Les nouvelles modalités impliquent de plus grands échanges avec les autres entités du groupe Facebook, dont Instagram et Messenger. Or, les conversations privées étant considérées comme les derniers bastions de l’intimité, la fronde s’organise à Maurice et les appels à quitter la WhatsApp affluent sur Facebook.

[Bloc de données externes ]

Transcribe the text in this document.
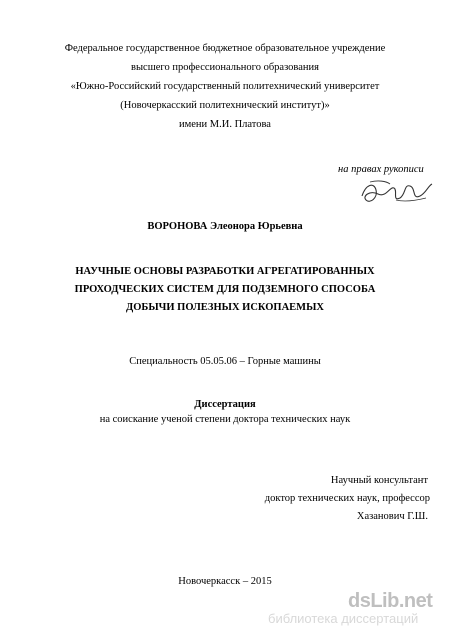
Федеральное государственное бюджетное образовательное учреждение
высшего профессионального образования
«Южно-Российский государственный политехнический университет
(Новочеркасский политехнический институт)»
имени М.И. Платова
на правах рукописи
ВОРОНОВА Элеонора Юрьевна
НАУЧНЫЕ ОСНОВЫ РАЗРАБОТКИ АГРЕГАТИРОВАННЫХ
ПРОХОДЧЕСКИХ СИСТЕМ ДЛЯ ПОДЗЕМНОГО СПОСОБА
ДОБЫЧИ ПОЛЕЗНЫХ ИСКОПАЕМЫХ
Специальность 05.05.06 – Горные машины
Диссертация
на соискание ученой степени доктора технических наук
Научный консультант
доктор технических наук, профессор
Хазанович Г.Ш.
Новочеркасск – 2015
dsLib.net
библиотека диссертаций
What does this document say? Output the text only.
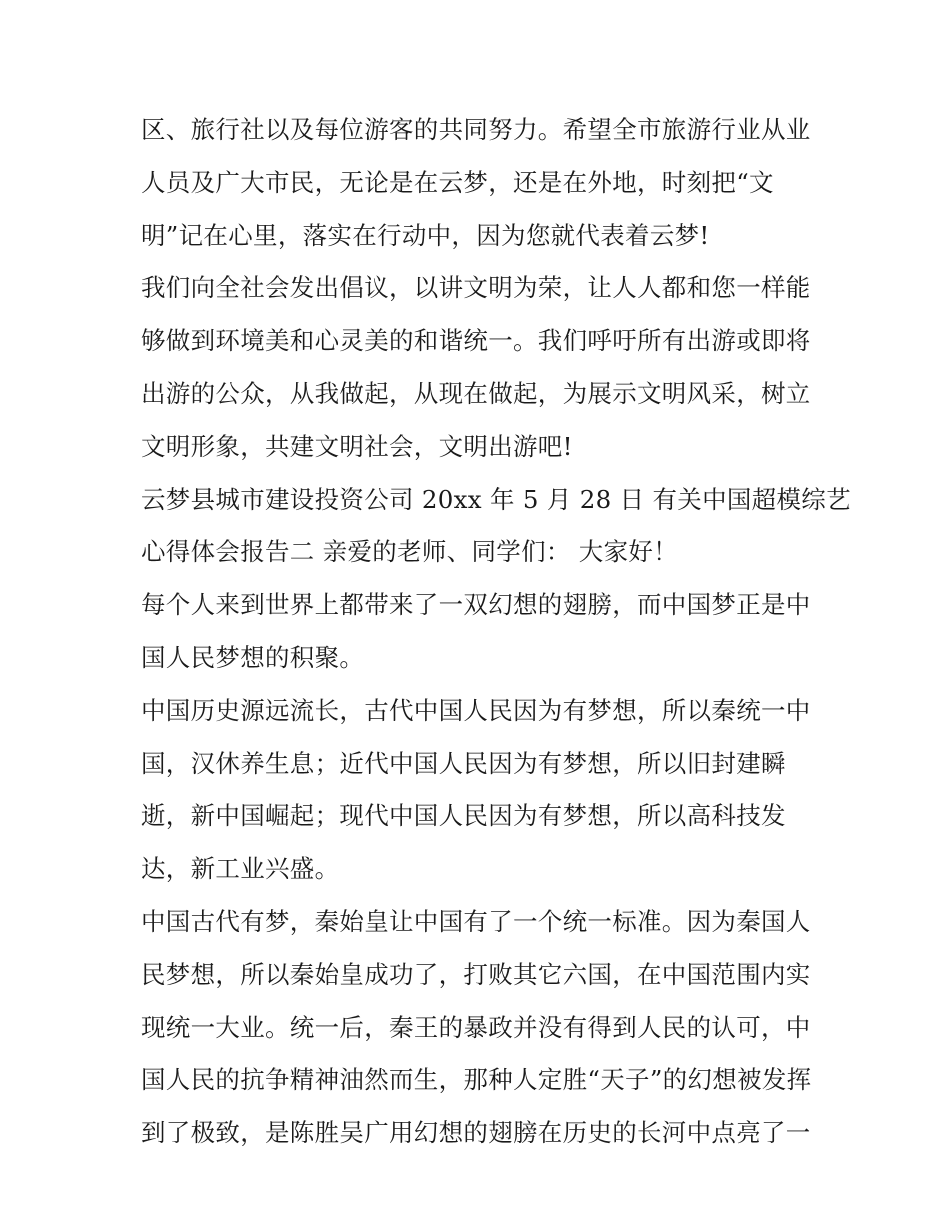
区、旅行社以及每位游客的共同努力。希望全市旅游行业从业
人员及广大市民，无论是在云梦，还是在外地，时刻把“文
明”记在心里，落实在行动中，因为您就代表着云梦!
我们向全社会发出倡议，以讲文明为荣，让人人都和您一样能
够做到环境美和心灵美的和谐统一。我们呼吁所有出游或即将
出游的公众，从我做起，从现在做起，为展示文明风采，树立
文明形象，共建文明社会，文明出游吧!
云梦县城市建设投资公司 20xx 年 5 月 28 日 有关中国超模综艺
心得体会报告二 亲爱的老师、同学们： 大家好！
每个人来到世界上都带来了一双幻想的翅膀，而中国梦正是中
国人民梦想的积聚。
中国历史源远流长，古代中国人民因为有梦想，所以秦统一中
国，汉休养生息；近代中国人民因为有梦想，所以旧封建瞬
逝，新中国崛起；现代中国人民因为有梦想，所以高科技发
达，新工业兴盛。
中国古代有梦，秦始皇让中国有了一个统一标准。因为秦国人
民梦想，所以秦始皇成功了，打败其它六国，在中国范围内实
现统一大业。统一后，秦王的暴政并没有得到人民的认可，中
国人民的抗争精神油然而生，那种人定胜“天子”的幻想被发挥
到了极致，是陈胜吴广用幻想的翅膀在历史的长河中点亮了一
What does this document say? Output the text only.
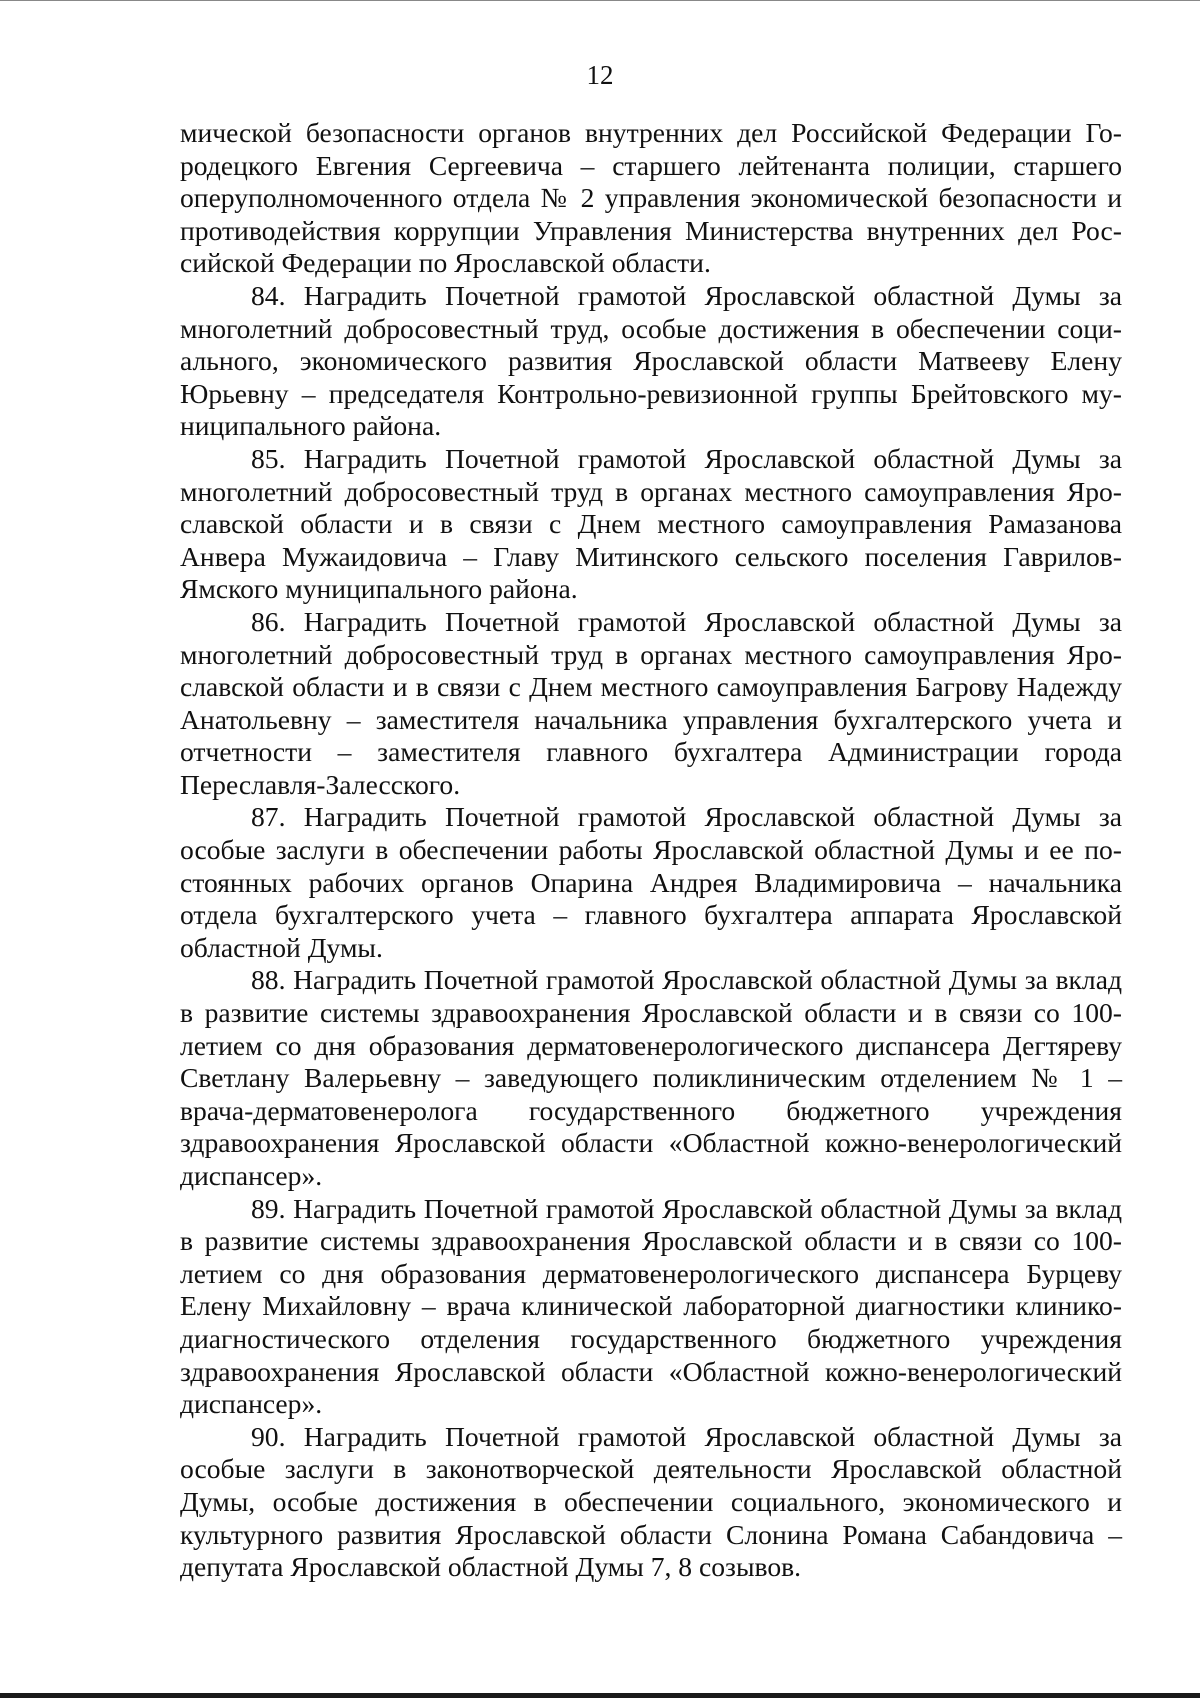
12

мической безопасности органов внутренних дел Российской Федерации Городецкого Евгения Сергеевича – старшего лейтенанта полиции, старшего оперуполномоченного отдела № 2 управления экономической безопасности и противодействия коррупции Управления Министерства внутренних дел Российской Федерации по Ярославской области.

84. Наградить Почетной грамотой Ярославской областной Думы за многолетний добросовестный труд, особые достижения в обеспечении социального, экономического развития Ярославской области Матвееву Елену Юрьевну – председателя Контрольно-ревизионной группы Брейтовского муниципального района.

85. Наградить Почетной грамотой Ярославской областной Думы за многолетний добросовестный труд в органах местного самоуправления Ярославской области и в связи с Днем местного самоуправления Рамазанова Анвера Мужаидовича – Главу Митинского сельского поселения Гаврилов-Ямского муниципального района.

86. Наградить Почетной грамотой Ярославской областной Думы за многолетний добросовестный труд в органах местного самоуправления Ярославской области и в связи с Днем местного самоуправления Багрову Надежду Анатольевну – заместителя начальника управления бухгалтерского учета и отчетности – заместителя главного бухгалтера Администрации города Переславля-Залесского.

87. Наградить Почетной грамотой Ярославской областной Думы за особые заслуги в обеспечении работы Ярославской областной Думы и ее постоянных рабочих органов Опарина Андрея Владимировича – начальника отдела бухгалтерского учета – главного бухгалтера аппарата Ярославской областной Думы.

88. Наградить Почетной грамотой Ярославской областной Думы за вклад в развитие системы здравоохранения Ярославской области и в связи со 100-летием со дня образования дерматовенерологического диспансера Дегтяреву Светлану Валерьевну – заведующего поликлиническим отделением № 1 – врача-дерматовенеролога государственного бюджетного учреждения здравоохранения Ярославской области «Областной кожно-венерологический диспансер».

89. Наградить Почетной грамотой Ярославской областной Думы за вклад в развитие системы здравоохранения Ярославской области и в связи со 100-летием со дня образования дерматовенерологического диспансера Бурцеву Елену Михайловну – врача клинической лабораторной диагностики клинико-диагностического отделения государственного бюджетного учреждения здравоохранения Ярославской области «Областной кожно-венерологический диспансер».

90. Наградить Почетной грамотой Ярославской областной Думы за особые заслуги в законотворческой деятельности Ярославской областной Думы, особые достижения в обеспечении социального, экономического и культурного развития Ярославской области Слонина Романа Сабандовича – депутата Ярославской областной Думы 7, 8 созывов.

WhatsApp tente pourtant de rassurer ses utilisateurs, inquiets à l’idée que la messagerie ne partage pas autant de données avec sa maison mère Facebook. «Nous voulons dire clairement que la mise à jour n’affecte en aucune façon la confidentialité des messages échangés avec vos amis et votre famille», souligne la messagerie.

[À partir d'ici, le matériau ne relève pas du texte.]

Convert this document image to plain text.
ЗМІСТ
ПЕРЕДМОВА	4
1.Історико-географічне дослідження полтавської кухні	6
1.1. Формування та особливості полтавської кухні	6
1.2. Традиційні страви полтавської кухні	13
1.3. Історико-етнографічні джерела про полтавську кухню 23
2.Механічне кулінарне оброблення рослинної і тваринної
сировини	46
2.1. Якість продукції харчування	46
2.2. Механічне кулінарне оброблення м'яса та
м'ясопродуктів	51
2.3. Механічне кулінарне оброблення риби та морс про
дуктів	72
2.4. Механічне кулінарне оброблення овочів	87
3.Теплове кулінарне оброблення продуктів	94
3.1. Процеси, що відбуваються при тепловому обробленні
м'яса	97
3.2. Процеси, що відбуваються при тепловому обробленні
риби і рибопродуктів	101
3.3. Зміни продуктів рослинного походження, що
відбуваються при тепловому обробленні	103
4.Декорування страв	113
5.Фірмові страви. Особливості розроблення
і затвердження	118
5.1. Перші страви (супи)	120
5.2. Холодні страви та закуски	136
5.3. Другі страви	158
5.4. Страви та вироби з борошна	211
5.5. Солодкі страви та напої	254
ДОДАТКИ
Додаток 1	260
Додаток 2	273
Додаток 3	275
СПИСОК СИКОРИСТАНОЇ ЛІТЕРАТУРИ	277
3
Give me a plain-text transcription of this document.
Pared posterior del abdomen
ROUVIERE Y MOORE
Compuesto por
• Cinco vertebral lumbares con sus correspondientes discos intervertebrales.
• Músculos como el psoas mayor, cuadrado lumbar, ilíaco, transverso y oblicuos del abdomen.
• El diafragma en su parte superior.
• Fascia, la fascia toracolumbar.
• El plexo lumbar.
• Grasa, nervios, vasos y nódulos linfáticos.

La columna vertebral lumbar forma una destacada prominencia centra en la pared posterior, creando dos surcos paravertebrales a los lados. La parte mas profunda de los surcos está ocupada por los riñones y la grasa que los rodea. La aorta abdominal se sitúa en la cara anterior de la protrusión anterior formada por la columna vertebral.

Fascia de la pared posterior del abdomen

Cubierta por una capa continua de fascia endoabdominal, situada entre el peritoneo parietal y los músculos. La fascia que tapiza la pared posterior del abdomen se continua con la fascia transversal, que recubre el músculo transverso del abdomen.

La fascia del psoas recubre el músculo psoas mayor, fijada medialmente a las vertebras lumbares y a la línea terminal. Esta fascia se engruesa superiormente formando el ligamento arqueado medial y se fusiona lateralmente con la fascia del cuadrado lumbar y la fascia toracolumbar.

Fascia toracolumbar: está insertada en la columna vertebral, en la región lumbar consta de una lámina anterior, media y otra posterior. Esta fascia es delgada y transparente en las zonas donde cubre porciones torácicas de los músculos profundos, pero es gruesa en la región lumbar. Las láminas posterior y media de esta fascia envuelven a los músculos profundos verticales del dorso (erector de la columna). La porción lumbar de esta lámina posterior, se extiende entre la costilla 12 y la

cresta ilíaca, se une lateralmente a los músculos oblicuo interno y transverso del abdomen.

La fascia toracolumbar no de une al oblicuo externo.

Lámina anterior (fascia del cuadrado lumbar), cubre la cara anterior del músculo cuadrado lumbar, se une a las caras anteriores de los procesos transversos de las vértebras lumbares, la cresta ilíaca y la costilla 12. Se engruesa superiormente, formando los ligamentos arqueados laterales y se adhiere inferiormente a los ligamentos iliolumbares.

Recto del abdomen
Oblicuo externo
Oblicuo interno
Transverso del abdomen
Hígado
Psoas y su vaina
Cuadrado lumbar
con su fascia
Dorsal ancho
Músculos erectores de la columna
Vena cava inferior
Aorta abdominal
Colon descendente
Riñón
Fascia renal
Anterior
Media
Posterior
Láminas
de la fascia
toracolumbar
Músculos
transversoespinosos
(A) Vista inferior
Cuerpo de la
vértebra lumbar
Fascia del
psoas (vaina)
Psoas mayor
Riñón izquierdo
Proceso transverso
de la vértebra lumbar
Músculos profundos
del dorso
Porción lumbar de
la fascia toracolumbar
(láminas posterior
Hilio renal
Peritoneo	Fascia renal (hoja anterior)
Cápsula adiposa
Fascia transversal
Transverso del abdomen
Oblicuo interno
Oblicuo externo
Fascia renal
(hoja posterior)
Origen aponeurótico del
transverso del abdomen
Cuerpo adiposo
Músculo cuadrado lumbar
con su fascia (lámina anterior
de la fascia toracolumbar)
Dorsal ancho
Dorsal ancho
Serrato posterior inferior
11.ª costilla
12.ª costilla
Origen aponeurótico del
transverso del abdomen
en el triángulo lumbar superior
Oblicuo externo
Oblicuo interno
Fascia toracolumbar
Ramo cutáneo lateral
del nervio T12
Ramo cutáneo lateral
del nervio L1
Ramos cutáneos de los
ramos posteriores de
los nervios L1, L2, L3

Ce communiqué n’a pas eu l’effet escompté sur ses utilisateurs. «WhatsApp jouissait pourtant d’une image d’application sûre grâce à son chiffrement de bout en bout, c’est bien dommage», nous confie Malini Aubeeluck, 36 ans, qui fait partie de celle qui opté pour Signal il y a une semaine, sans pour autant désinstaller WhatsApp. Du moins pour l’instant. «Désormais, en plus de WhatsApp et Messenger, je jongle avec Signal que j’avais installé en 2019, mais que j’utilisais très peu. Si Facebook pa revinn lors so desizion WhatsApp pou deor ar mwa. On ne peut plus badiner avec la vie privée des gens et les bombarder de pubs à longueur de journée», dit cette ingénieure en informatique qui laisse présager la «fin de l’hégémonie de WhatsApp».

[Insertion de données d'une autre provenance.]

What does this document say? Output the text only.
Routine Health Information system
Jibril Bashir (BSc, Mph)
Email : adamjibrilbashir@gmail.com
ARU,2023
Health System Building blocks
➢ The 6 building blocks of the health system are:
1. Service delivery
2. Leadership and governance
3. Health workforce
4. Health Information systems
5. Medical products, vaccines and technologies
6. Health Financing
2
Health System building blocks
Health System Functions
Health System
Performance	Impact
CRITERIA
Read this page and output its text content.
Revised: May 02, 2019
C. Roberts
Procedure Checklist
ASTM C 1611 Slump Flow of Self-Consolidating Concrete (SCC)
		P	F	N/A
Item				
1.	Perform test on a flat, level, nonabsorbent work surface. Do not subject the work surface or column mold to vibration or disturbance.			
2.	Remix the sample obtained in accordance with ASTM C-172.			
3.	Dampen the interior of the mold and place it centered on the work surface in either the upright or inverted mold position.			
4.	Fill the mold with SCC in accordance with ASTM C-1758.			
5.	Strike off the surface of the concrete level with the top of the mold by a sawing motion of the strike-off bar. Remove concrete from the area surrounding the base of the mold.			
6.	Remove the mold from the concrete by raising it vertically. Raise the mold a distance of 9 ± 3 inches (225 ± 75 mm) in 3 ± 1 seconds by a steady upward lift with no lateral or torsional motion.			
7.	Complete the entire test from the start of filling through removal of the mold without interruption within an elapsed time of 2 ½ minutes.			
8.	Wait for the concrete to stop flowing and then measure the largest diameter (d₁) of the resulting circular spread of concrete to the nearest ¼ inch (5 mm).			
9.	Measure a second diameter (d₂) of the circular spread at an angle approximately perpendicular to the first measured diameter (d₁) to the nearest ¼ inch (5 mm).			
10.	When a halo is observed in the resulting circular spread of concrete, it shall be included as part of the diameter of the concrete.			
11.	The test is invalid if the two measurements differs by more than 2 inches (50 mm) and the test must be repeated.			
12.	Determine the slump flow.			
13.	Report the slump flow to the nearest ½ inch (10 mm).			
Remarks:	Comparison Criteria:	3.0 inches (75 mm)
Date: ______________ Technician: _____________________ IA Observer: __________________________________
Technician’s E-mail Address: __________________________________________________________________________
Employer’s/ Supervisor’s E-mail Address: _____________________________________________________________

Les publicités, non merci !

En effet, cette mise à jour indique surtout que WhatsApp va aligner sa régie publicitaire avec celle de Facebook. En sus de l’utilisation de ses données, Pascal. T…, un habitant de Rose-Hill craint de voir les publicités envahir ses conversations. «Non merci ! Je n’ai pas envie de perdre mon temps comme sur Instagram où une story sur trois est une pub», dit-il. Pascal T.a ainsi installé les deux concurrents de WhatsApp, Telegram et Signal sur son smartphone. «Depuis, je reçois tous les jours des notifications de mes contacts qui étaient déjà inscrits aux deux applis et ceux qui rejoignent l’appli. Je dois dire que je suis très surpris par le nombre conséquent d’utilisateurs. Ce qui veut dire que WhatsApp pa pou ena monopole aster», indique Pascal. T…

D’autres utilisateurs de WhatsApp n’ayant pas encore emboîté le pas à Malini Aubeeluck et Pascal T.soulignent qu’ils songent à se déconnecter de WhatsApp pour se tourner vers Signal ou Telegram. Encore faut-il que ces deux applications enrôlent autant d’utilisateurs que celle de l’appli du téléphone vert. Sollicité pour nous donner son avis sur toute la question, le ministre des TIC, Deepak Balgobin, nous confie que «les techniciens du Computer Emergency Response Team of Mauritius sont en train d’étudier les nouvelles réglementations de WhatsApp. Idem pour le Data Protection de mon ministère pour ce qui est des données personnelles. Nous allons émettre un communiqué en temps et lieu».